Dzień przed startem swojej formy nie była pewna, „góra-dół” - tak ją oceniała. Ale wczoraj frunęła po trasie, już w wygranym biegu eliminacyjnym pokazała, że ten dzień może skończyć się happy endem.

- Frunęłam? Było bardzo ciężko, tempo było niesamowite. W finale już po pierwszej zmianie czułam, że nogi mam zakwaszone, na trzeciej szłam już na żywioł – śmiała się.

Poza zasięgiem były Norweżki (Ingvild Flugstad Oestberg i Maiken Caspersen Falla), ale na dwieście metrów przed metą Jaśkowiec biegła na drugim miejscu. Na ostatniej prostej wściekle atakowała ją jednak Szwedka Stina Nilsson. - Widziałam tylko plecy Falli, ale czułam, że za mną ktoś strasznie naciska. Stina miała niesamowity finisz – relacjonowała Sylwia.

Kowalczyk: - Nie pamiętam zbyt dużo z tej końcówki, chyba nawet usiadłam, na pewno jednak bardzo to przeżywałam.

Ostatecznie Jaśkowiec przecięła linię mety jako trzecia. - Pierwsza myśl? Fajnie, że nie rozczarowałem ekipy, nie rozczarowałam Justyny, która dużo nadziei pokładała w tym występie. Fajnie było je spełnić i przy okazji własne marzenia – mówiła.

Potem zaczęło się celebrowanie sukcesu.

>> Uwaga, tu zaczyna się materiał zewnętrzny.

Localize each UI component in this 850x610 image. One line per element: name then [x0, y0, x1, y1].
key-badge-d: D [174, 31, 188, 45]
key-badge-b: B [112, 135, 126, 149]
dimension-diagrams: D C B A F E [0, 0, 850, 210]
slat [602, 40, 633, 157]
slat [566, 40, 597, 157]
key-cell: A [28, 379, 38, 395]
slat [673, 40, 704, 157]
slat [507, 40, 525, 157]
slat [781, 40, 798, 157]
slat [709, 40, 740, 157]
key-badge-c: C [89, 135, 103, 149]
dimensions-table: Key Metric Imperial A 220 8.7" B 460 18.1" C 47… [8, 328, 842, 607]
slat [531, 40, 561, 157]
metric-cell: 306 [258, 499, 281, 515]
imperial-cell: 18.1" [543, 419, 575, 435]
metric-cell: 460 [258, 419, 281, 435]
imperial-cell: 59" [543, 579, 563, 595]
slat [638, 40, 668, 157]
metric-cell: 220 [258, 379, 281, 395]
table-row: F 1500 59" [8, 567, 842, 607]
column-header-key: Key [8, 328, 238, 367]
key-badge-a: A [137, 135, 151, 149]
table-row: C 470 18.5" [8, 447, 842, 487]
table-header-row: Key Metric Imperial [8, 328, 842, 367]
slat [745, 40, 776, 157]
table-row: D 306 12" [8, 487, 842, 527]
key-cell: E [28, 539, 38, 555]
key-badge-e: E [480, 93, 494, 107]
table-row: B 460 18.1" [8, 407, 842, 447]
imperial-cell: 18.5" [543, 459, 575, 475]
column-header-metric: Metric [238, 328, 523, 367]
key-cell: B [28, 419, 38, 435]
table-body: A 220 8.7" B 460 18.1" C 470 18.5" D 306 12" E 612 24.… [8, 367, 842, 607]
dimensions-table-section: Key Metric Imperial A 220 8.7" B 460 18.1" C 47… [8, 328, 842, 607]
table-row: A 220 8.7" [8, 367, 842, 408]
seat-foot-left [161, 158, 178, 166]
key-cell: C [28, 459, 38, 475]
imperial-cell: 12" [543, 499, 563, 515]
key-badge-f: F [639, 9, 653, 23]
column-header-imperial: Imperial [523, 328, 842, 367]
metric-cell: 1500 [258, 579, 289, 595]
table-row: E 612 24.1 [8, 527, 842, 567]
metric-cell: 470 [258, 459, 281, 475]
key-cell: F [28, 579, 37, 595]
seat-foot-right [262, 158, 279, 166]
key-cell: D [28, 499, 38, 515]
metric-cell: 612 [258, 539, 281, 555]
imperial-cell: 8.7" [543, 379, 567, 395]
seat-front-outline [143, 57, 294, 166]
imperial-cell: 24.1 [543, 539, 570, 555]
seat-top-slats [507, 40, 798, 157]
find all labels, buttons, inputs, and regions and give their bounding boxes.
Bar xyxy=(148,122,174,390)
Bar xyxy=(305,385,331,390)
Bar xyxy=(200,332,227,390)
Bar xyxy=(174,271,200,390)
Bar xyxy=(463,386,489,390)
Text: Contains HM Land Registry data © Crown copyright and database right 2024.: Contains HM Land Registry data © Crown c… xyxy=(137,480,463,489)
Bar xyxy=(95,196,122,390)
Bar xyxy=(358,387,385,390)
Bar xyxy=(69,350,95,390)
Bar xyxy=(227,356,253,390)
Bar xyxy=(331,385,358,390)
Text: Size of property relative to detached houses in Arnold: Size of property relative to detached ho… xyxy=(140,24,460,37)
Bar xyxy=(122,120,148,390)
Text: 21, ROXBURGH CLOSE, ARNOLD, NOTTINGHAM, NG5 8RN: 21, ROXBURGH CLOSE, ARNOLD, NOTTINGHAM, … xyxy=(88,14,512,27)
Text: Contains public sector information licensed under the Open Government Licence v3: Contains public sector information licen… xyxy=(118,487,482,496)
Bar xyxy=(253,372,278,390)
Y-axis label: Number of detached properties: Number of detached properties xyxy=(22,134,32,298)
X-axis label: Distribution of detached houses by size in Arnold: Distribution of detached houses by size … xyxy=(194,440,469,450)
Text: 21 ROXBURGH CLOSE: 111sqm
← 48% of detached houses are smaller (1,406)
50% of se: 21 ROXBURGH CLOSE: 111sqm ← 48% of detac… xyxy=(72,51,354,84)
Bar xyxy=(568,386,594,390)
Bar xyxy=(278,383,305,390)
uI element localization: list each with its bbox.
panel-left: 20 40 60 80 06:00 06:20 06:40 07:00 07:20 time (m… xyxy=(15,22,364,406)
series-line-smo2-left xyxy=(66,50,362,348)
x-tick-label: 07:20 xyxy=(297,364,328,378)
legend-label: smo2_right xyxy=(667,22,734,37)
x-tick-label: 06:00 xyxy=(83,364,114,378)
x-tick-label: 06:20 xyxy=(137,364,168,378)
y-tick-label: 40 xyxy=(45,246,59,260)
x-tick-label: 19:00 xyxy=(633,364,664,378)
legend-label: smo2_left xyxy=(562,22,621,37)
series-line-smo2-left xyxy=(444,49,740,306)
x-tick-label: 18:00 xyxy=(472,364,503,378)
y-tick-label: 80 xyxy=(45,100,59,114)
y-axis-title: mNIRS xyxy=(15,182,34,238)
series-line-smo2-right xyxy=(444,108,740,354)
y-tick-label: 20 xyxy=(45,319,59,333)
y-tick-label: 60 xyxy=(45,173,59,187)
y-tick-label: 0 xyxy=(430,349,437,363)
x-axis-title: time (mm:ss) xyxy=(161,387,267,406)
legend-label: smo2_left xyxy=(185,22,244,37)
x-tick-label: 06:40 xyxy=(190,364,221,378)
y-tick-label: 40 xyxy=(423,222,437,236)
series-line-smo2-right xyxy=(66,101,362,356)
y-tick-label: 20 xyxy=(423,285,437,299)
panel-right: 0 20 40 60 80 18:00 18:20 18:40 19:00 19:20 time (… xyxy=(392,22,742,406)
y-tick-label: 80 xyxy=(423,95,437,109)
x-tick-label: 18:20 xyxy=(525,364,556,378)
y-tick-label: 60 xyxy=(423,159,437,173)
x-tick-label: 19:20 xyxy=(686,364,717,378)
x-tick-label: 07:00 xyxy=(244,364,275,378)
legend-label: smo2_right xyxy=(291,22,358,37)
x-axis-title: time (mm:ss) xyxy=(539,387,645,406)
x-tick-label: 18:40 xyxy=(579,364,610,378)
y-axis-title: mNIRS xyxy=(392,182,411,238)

Wieczorem podczas uroczystej ceremonii w centrum Falun odebrały medale. - Historyczne, bo to pierwsze drużynowy medal dla Polski w biegach – zwróciła uwagę Kowalczyk.

- No to wieczorem będzie grill – żartował Maciej Staręga, który wczoraj razem z Maciejem Kreczmerem też miał powody do zadowolenia. Trochę szczęśliwie - na ostatniej zmianie Szwed zgubił kijek, a Francuz się wywrócił - ale zajęli w sprincie dobre 8. miejsce. W polskiej ekipie wszyscy odżyli.

Kowalczyk z Jaśkowiec niedzielnemu startowi podporządkowały wszystko. W sobotę nie wzięły udziału w biegu łączonym. A w nim małe zaskoczenie – niezniszczalna Marit Bjoergen straciła swoje supermoce. Norweżka zajęła dopiero 6. miejsce (- Nie wiem, co się stało. Miałam bardzo „ciężkie” nogi – mówiła), choć nie był to powód do odtrąbienia norweskiego odwrotu. Wszystko i tak rozstrzygnęło się między jej koleżankami z kadry. Złoto wywalczyła Therese Johaug, a srebro Astrid Jacobsen, która nota bene też wróciła po ciężkich przejściach. Brązowy medal wyszarpała Szwedka Charlotte Kalla.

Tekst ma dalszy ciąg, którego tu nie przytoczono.